The rate increase is predicted to be between 25 and 35 basis points. In order to gather clues about the future monetary attitude, market participants will also pay close attention to central bank remarks. According to ICICIDirect, the US$INR (December) could trade in a band of 82.25-82.85. The rupee fell in the previous session as the dollar experienced its biggest gain in two weeks. The rupee dropped to 82.60 per dollar from its beginning price of 81.91.

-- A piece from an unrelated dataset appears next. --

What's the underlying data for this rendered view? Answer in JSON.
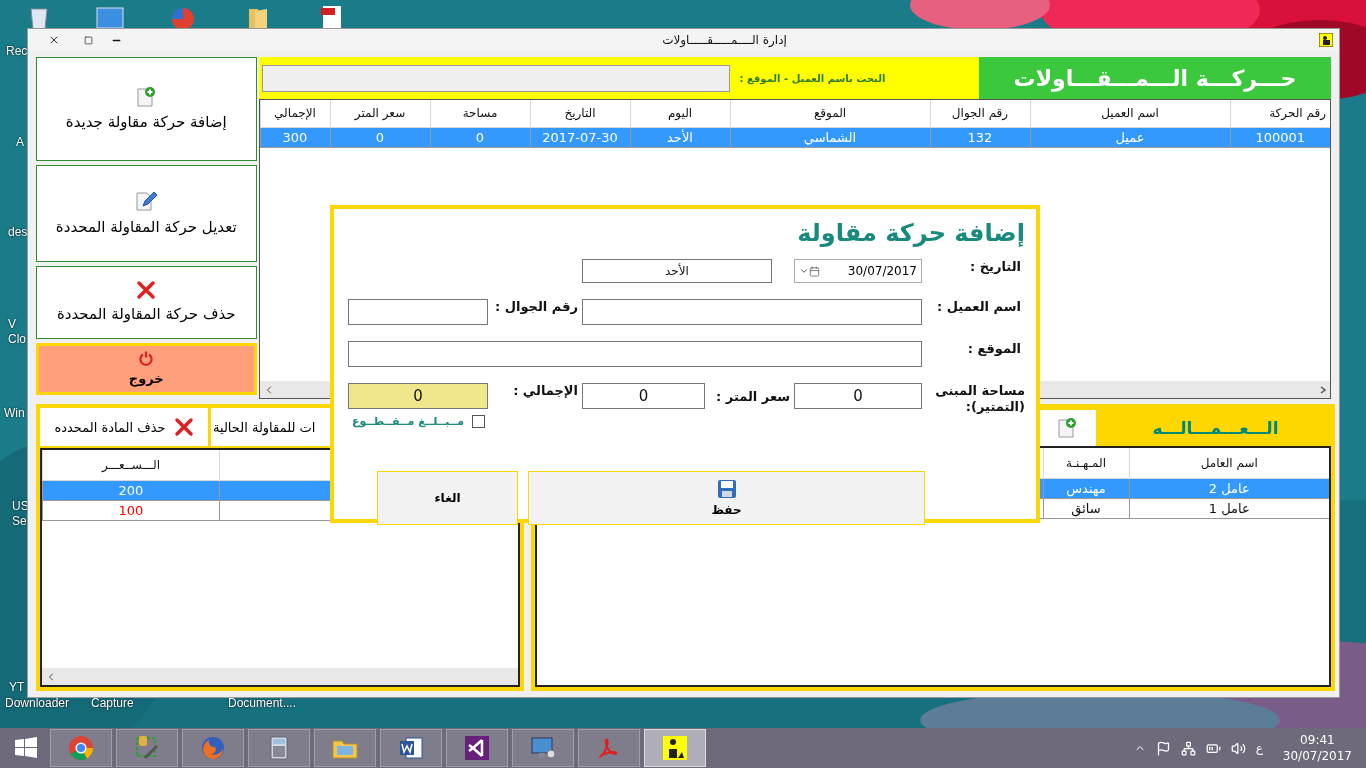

The unwinding of carry trades and corporate dollar demand led to the USDINR spot closing at 82.62, up 81 paise, the highest level since November 4th. Importers and bank dealers may have initiated stops once the spot crossed 82, which accentuated the rise. Low forward premiums are hurting the supply of dollars because the USDINR forward premium is trading at its lowest levels since 2011.
As a result, exporter hedging is declining and carry trade is becoming unprofitable. The Rupee is becoming more susceptible to global shocks at the same time. On a year-to-date basis, the Indian Rupee has ranked among the weakest currencies in a large currency basket.